I did it! I left a career that I wanted for so long, and worked my ass off for, only to leave it and start over down a new path.
I wanted to be a TV journalist for the longest time. I worked so hard and dedicated so many hours into starting my career and getting my foot in the door. And I did it. I landed my first TV job two years ago. My mentors told me that the first job is the hardest to land and I got it, and in a great city.
I truly believe I went into the field for the right reasons. I knew it wasn’t going to be glamorous, I knew it would be hard work, I knew I would have to make sacrifices in my personal/family life, but I just thought it would all pay off. I thought it would all be worth it at the end of the day.
But at the end of my work days I would be exhausted, drained, and sometimes incredibly sad. If it wasn’t the story or newsroom environment bringing me down, it would be my own self. I would constantly be beating myself up, always feeling like I didn’t do enough, or wasn’t good enough. And when it wasn’t those things, it would the constant anxiety and stress that came with getting interviews and meeting deadline. I was constantly stressed out and miserable. When I started comparing my good days to bad each week, bad days far outnumbered the good ones. And when I started dreading getting up each and every morning, I knew I had to get out.

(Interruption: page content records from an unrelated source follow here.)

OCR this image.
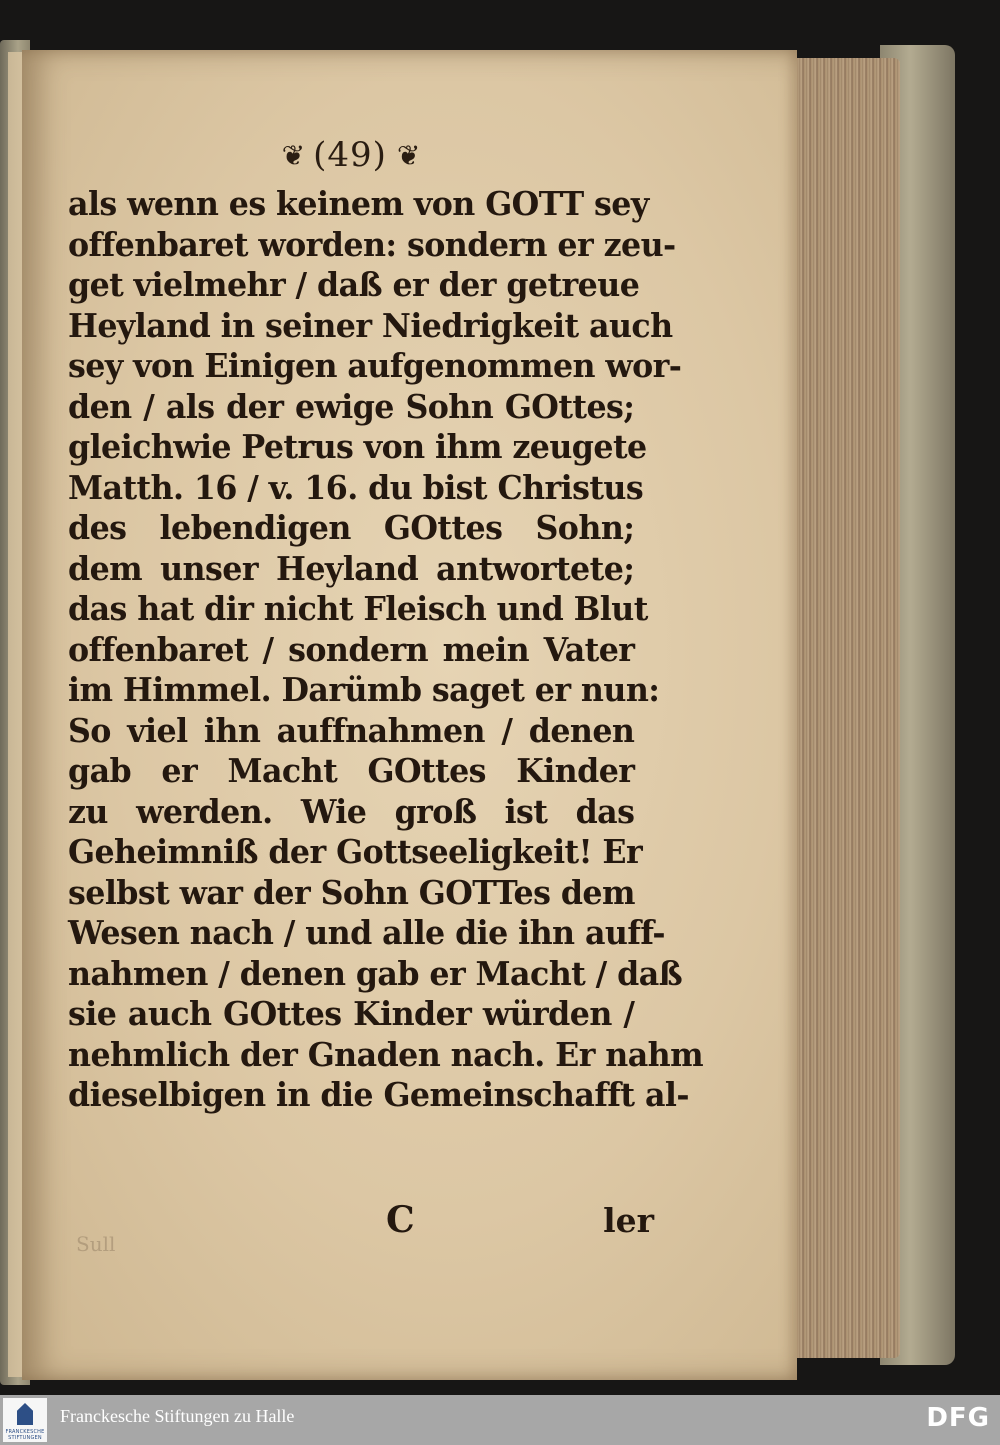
❦ (49) ❦
als wenn es keinem von GOTT sey
offenbaret worden: sondern er zeu-
get vielmehr / daß er der getreue
Heyland in seiner Niedrigkeit auch
sey von Einigen aufgenommen wor-
den / als der ewige Sohn GOttes;
gleichwie Petrus von ihm zeugete
Matth. 16 / v. 16. du bist Christus
des lebendigen GOttes Sohn;
dem unser Heyland antwortete;
das hat dir nicht Fleisch und Blut
offenbaret / sondern mein Vater
im Himmel. Darümb saget er nun:
So viel ihn auffnahmen / denen
gab er Macht GOttes Kinder
zu werden. Wie groß ist das
Geheimniß der Gottseeligkeit! Er
selbst war der Sohn GOTTes dem
Wesen nach / und alle die ihn auff-
nahmen / denen gab er Macht / daß
sie auch GOttes Kinder würden /
nehmlich der Gnaden nach. Er nahm
dieselbigen in die Gemeinschafft al-
C	ler
Sull
FRANCKESCHE STIFTUNGEN
Franckesche Stiftungen zu Halle	DFG
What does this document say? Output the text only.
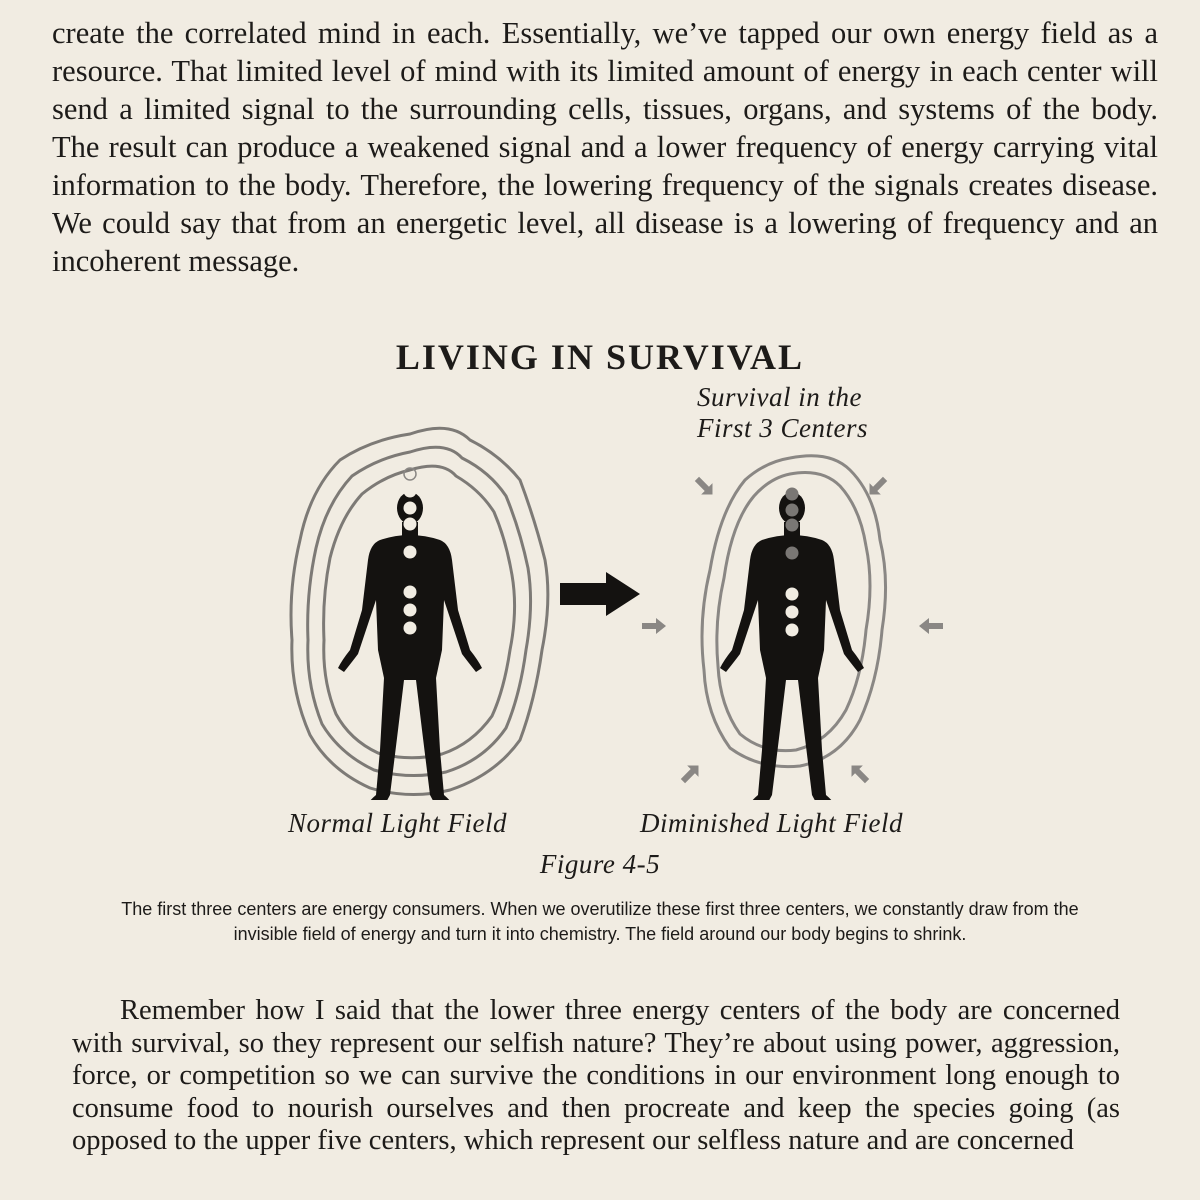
create the correlated mind in each. Essentially, we’ve tapped our own energy field as a resource. That limited level of mind with its limited amount of energy in each center will send a limited signal to the surrounding cells, tissues, organs, and systems of the body. The result can produce a weakened signal and a lower frequency of energy carrying vital information to the body. Therefore, the lowering frequency of the signals creates disease. We could say that from an energetic level, all disease is a lowering of frequency and an incoherent message.

LIVING IN SURVIVAL
Survival in the
First 3 Centers
Normal Light Field	Diminished Light Field
Figure 4-5

The first three centers are energy consumers. When we overutilize these first three centers, we constantly draw from the invisible field of energy and turn it into chemistry. The field around our body begins to shrink.

Remember how I said that the lower three energy centers of the body are concerned with survival, so they represent our selfish nature? They’re about using power, aggression, force, or competition so we can survive the conditions in our environment long enough to consume food to nourish ourselves and then procreate and keep the species going (as opposed to the upper five centers, which represent our selfless nature and are concerned
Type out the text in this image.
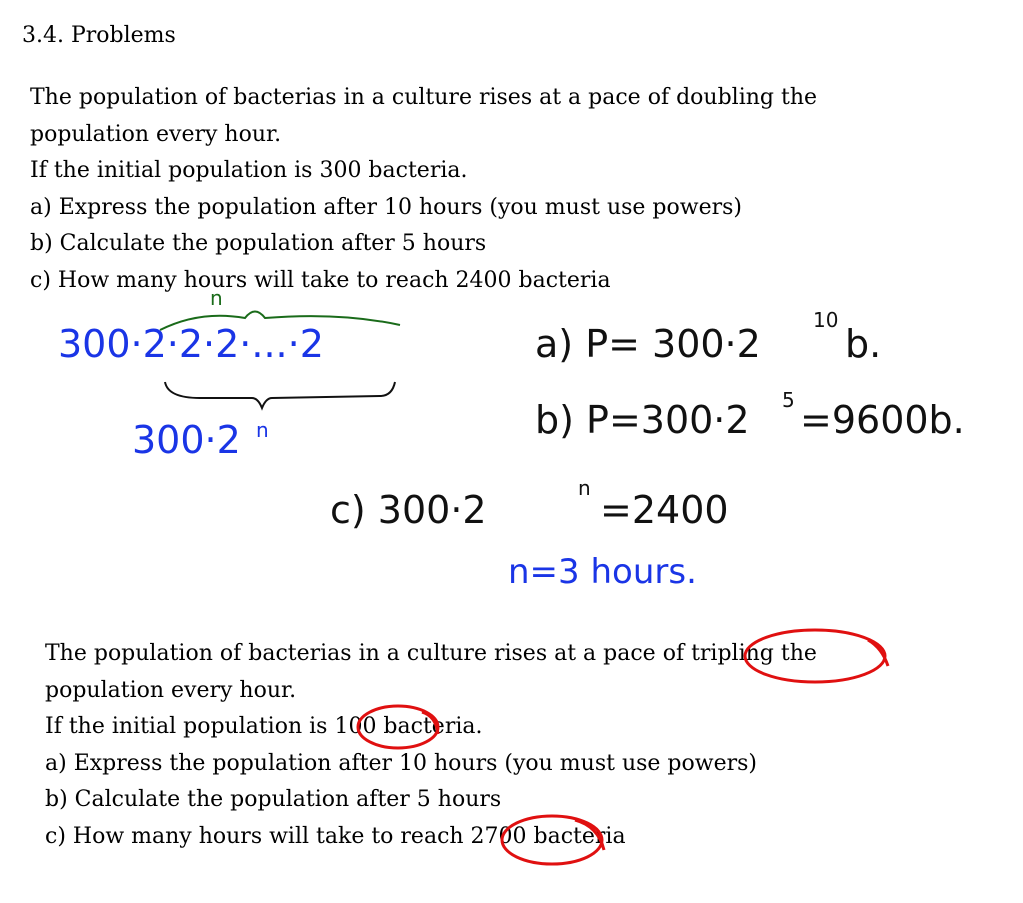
3.4. Problems
The population of bacterias in a culture rises at a pace of doubling the
population every hour.
If the initial population is 300 bacteria.
a) Express the population after 10 hours (you must use powers)
b) Calculate the population after 5 hours
c) How many hours will take to reach 2400 bacteria
300·2·2·2·...·2
n
300·2 n
a) P= 300·2
10
b.
b) P=300·2 5 =9600b.
c) 300·2	n =2400
n=3 hours.
The population of bacterias in a culture rises at a pace of tripling the
population every hour.
If the initial population is 100 bacteria.
a) Express the population after 10 hours (you must use powers)
b) Calculate the population after 5 hours
c) How many hours will take to reach 2700 bacteria
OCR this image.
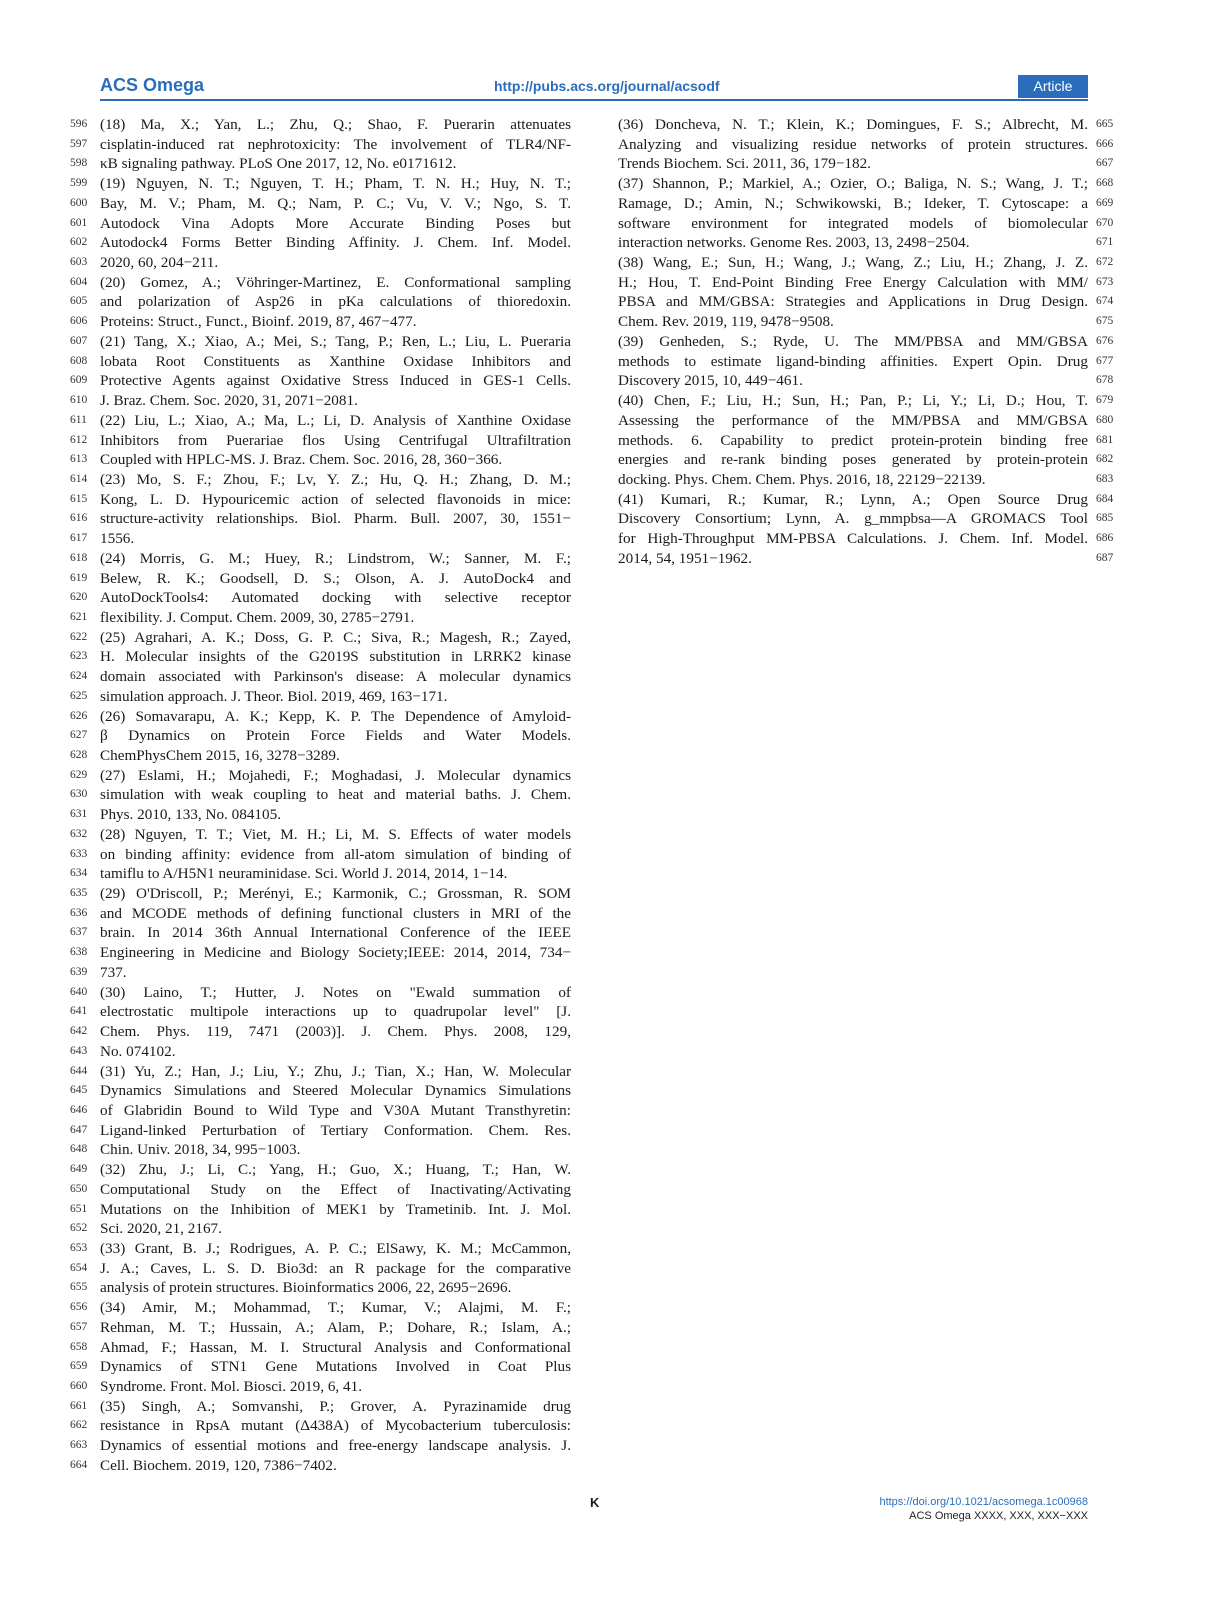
ACS Omega	http://pubs.acs.org/journal/acsodf	Article
596 (18) Ma, X.; Yan, L.; Zhu, Q.; Shao, F. Puerarin attenuates
597 cisplatin-induced rat nephrotoxicity: The involvement of TLR4/NF-
598 κB signaling pathway. PLoS One 2017, 12, No. e0171612.
599 (19) Nguyen, N. T.; Nguyen, T. H.; Pham, T. N. H.; Huy, N. T.;
600 Bay, M. V.; Pham, M. Q.; Nam, P. C.; Vu, V. V.; Ngo, S. T.
601 Autodock Vina Adopts More Accurate Binding Poses but
602 Autodock4 Forms Better Binding Affinity. J. Chem. Inf. Model.
603 2020, 60, 204−211.
604 (20) Gomez, A.; Vöhringer-Martinez, E. Conformational sampling
605 and polarization of Asp26 in pKa calculations of thioredoxin.
606 Proteins: Struct., Funct., Bioinf. 2019, 87, 467−477.
607 (21) Tang, X.; Xiao, A.; Mei, S.; Tang, P.; Ren, L.; Liu, L. Pueraria
608 lobata Root Constituents as Xanthine Oxidase Inhibitors and
609 Protective Agents against Oxidative Stress Induced in GES-1 Cells.
610 J. Braz. Chem. Soc. 2020, 31, 2071−2081.
611 (22) Liu, L.; Xiao, A.; Ma, L.; Li, D. Analysis of Xanthine Oxidase
612 Inhibitors from Puerariae flos Using Centrifugal Ultrafiltration
613 Coupled with HPLC-MS. J. Braz. Chem. Soc. 2016, 28, 360−366.
614 (23) Mo, S. F.; Zhou, F.; Lv, Y. Z.; Hu, Q. H.; Zhang, D. M.;
615 Kong, L. D. Hypouricemic action of selected flavonoids in mice:
616 structure-activity relationships. Biol. Pharm. Bull. 2007, 30, 1551−
617 1556.
618 (24) Morris, G. M.; Huey, R.; Lindstrom, W.; Sanner, M. F.;
619 Belew, R. K.; Goodsell, D. S.; Olson, A. J. AutoDock4 and
620 AutoDockTools4: Automated docking with selective receptor
621 flexibility. J. Comput. Chem. 2009, 30, 2785−2791.
622 (25) Agrahari, A. K.; Doss, G. P. C.; Siva, R.; Magesh, R.; Zayed,
623 H. Molecular insights of the G2019S substitution in LRRK2 kinase
624 domain associated with Parkinson's disease: A molecular dynamics
625 simulation approach. J. Theor. Biol. 2019, 469, 163−171.
626 (26) Somavarapu, A. K.; Kepp, K. P. The Dependence of Amyloid-
627 β Dynamics on Protein Force Fields and Water Models.
628 ChemPhysChem 2015, 16, 3278−3289.
629 (27) Eslami, H.; Mojahedi, F.; Moghadasi, J. Molecular dynamics
630 simulation with weak coupling to heat and material baths. J. Chem.
631 Phys. 2010, 133, No. 084105.
632 (28) Nguyen, T. T.; Viet, M. H.; Li, M. S. Effects of water models
633 on binding affinity: evidence from all-atom simulation of binding of
634 tamiflu to A/H5N1 neuraminidase. Sci. World J. 2014, 2014, 1−14.
635 (29) O'Driscoll, P.; Merényi, E.; Karmonik, C.; Grossman, R. SOM
636 and MCODE methods of defining functional clusters in MRI of the
637 brain. In 2014 36th Annual International Conference of the IEEE
638 Engineering in Medicine and Biology Society;IEEE: 2014, 2014, 734−
639 737.
640 (30) Laino, T.; Hutter, J. Notes on "Ewald summation of
641 electrostatic multipole interactions up to quadrupolar level" [J.
642 Chem. Phys. 119, 7471 (2003)]. J. Chem. Phys. 2008, 129,
643 No. 074102.
644 (31) Yu, Z.; Han, J.; Liu, Y.; Zhu, J.; Tian, X.; Han, W. Molecular
645 Dynamics Simulations and Steered Molecular Dynamics Simulations
646 of Glabridin Bound to Wild Type and V30A Mutant Transthyretin:
647 Ligand-linked Perturbation of Tertiary Conformation. Chem. Res.
648 Chin. Univ. 2018, 34, 995−1003.
649 (32) Zhu, J.; Li, C.; Yang, H.; Guo, X.; Huang, T.; Han, W.
650 Computational Study on the Effect of Inactivating/Activating
651 Mutations on the Inhibition of MEK1 by Trametinib. Int. J. Mol.
652 Sci. 2020, 21, 2167.
653 (33) Grant, B. J.; Rodrigues, A. P. C.; ElSawy, K. M.; McCammon,
654 J. A.; Caves, L. S. D. Bio3d: an R package for the comparative
655 analysis of protein structures. Bioinformatics 2006, 22, 2695−2696.
656 (34) Amir, M.; Mohammad, T.; Kumar, V.; Alajmi, M. F.;
657 Rehman, M. T.; Hussain, A.; Alam, P.; Dohare, R.; Islam, A.;
658 Ahmad, F.; Hassan, M. I. Structural Analysis and Conformational
659 Dynamics of STN1 Gene Mutations Involved in Coat Plus
660 Syndrome. Front. Mol. Biosci. 2019, 6, 41.
661 (35) Singh, A.; Somvanshi, P.; Grover, A. Pyrazinamide drug
662 resistance in RpsA mutant (Δ438A) of Mycobacterium tuberculosis:
663 Dynamics of essential motions and free-energy landscape analysis. J.
664 Cell. Biochem. 2019, 120, 7386−7402.
665
(36) Doncheva, N. T.; Klein, K.; Domingues, F. S.; Albrecht, M.
666
Analyzing and visualizing residue networks of protein structures.
667
Trends Biochem. Sci. 2011, 36, 179−182.
668
(37) Shannon, P.; Markiel, A.; Ozier, O.; Baliga, N. S.; Wang, J. T.;
669
Ramage, D.; Amin, N.; Schwikowski, B.; Ideker, T. Cytoscape: a
670
software environment for integrated models of biomolecular
671
interaction networks. Genome Res. 2003, 13, 2498−2504.
672
(38) Wang, E.; Sun, H.; Wang, J.; Wang, Z.; Liu, H.; Zhang, J. Z.
673
H.; Hou, T. End-Point Binding Free Energy Calculation with MM/
674
PBSA and MM/GBSA: Strategies and Applications in Drug Design.
675
Chem. Rev. 2019, 119, 9478−9508.
676
(39) Genheden, S.; Ryde, U. The MM/PBSA and MM/GBSA
677
methods to estimate ligand-binding affinities. Expert Opin. Drug
678
Discovery 2015, 10, 449−461.
679
(40) Chen, F.; Liu, H.; Sun, H.; Pan, P.; Li, Y.; Li, D.; Hou, T.
680
Assessing the performance of the MM/PBSA and MM/GBSA
681
methods. 6. Capability to predict protein-protein binding free
682
energies and re-rank binding poses generated by protein-protein
683
docking. Phys. Chem. Chem. Phys. 2016, 18, 22129−22139.
684
(41) Kumari, R.; Kumar, R.; Lynn, A.; Open Source Drug
685
Discovery Consortium; Lynn, A. g_mmpbsa—A GROMACS Tool
686
for High-Throughput MM-PBSA Calculations. J. Chem. Inf. Model.
687
2014, 54, 1951−1962.
K	https://doi.org/10.1021/acsomega.1c00968
ACS Omega XXXX, XXX, XXX−XXX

Don’t get me wrong, I’ve been blessed with getting to work with some of the best journalists and forming long-lasting friendships . I’ve gotten to meet and interview some of the smartest and intriguing people. I’ve been able to sit down with complete strangers and tell their stories. But at the end of some of those stories I would just feel haunted or guilty. I would feel like I hadn’t done enough or was given enough time to get the whole story. Sometimes that’s just what happens when you have a few hours to turn a story for the 6 o’clock news.
There are a lot of reasons why I left, a lot of things I just can’t put into words, but this is the gist of it: I stopped looking at people as humans who needed help, but instead I looked at them for how great of a story they could be.
They say the grass isn’t greener on the other side. But right now, its looking pretty darn good. And I’ve never been happier with my career change.